Frontline’s Interactive Library Grows: Voices on America Post-9/11

The PBS Frontline library of interactive transcript source interviews has gotten bigger – we added 35 interviews from the Frontline documentary America Screenshot of the Frontline panel that you click on to get to the source interview page for the Frontline documentary America After 9/11 documentaryafter 9/11, which aired on September 7.

As usual, every sentence of every interview transcript has a unique URL so you can select an excerpt, then get the URL that points directly to the excerpt in context.

Four of the interviews got the full video transcript treatment, so you can both see and hear the excerpt in context. If you want to dive a little deeper into a sobering but important topic, there’s plenty to see. Here are some interesting bits from each of them. Click on a link below, then click play to see that quote in the context of the full transcript and video.

Rasha Aqeedi is an analyst and writer who grew up in America and Iraq.

It just felt like the social fabric of the country was really falling apart, not just geographically. North, south, even within the same province, within the same city, it was almost like an instant us-versus-them narrative. pbs.org/wgbh/frontline/interview/rasha-al-aqeedi/#866

Yeah, Abu Ghraib was—that was—it was heartbreaking.
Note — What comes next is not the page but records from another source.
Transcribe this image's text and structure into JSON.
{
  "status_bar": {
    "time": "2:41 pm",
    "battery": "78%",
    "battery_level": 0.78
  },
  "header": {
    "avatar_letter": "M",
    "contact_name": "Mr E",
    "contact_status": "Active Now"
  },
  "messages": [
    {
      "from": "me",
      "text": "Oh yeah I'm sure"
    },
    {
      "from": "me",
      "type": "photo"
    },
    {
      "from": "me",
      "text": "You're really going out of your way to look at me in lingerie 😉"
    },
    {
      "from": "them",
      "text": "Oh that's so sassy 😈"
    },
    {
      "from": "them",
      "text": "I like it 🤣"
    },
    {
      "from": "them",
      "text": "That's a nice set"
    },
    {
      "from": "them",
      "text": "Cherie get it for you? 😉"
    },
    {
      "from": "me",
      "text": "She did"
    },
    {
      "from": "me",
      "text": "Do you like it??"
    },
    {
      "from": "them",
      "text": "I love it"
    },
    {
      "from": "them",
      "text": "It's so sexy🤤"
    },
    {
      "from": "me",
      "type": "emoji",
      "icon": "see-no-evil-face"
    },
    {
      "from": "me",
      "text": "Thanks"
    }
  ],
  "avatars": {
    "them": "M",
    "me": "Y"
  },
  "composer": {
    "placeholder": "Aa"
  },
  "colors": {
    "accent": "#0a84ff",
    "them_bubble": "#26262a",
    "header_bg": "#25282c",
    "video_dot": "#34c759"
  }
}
It was shocking. I wanted to believe very—I so wanted to believe those pictures were not real. I didn’t want to think that Americans could do this to Iraqis.
pbs.org/wgbh/frontline/interview/rasha-al-aqeedi/#1144

After the interviewer asked about unintended consequences, Aqeedi told about something she’d seen, then elegantly tied the story to a much larger picture. It starts with this:

I guess the figures that come to my mind as you ask this question was seeing one of the large Stryker Army tanks. They came into Mosul; I believe it was sometime in 2004. I think they were—the Stryker was just in a hurry, and it crossed a red light…
pbs.org/wgbh/frontline/interview/rasha-al-aqeedi/#897

Rajiv Chandrasekaran is a journalist and author who has written books about the wars in Iraq and Afghanistan.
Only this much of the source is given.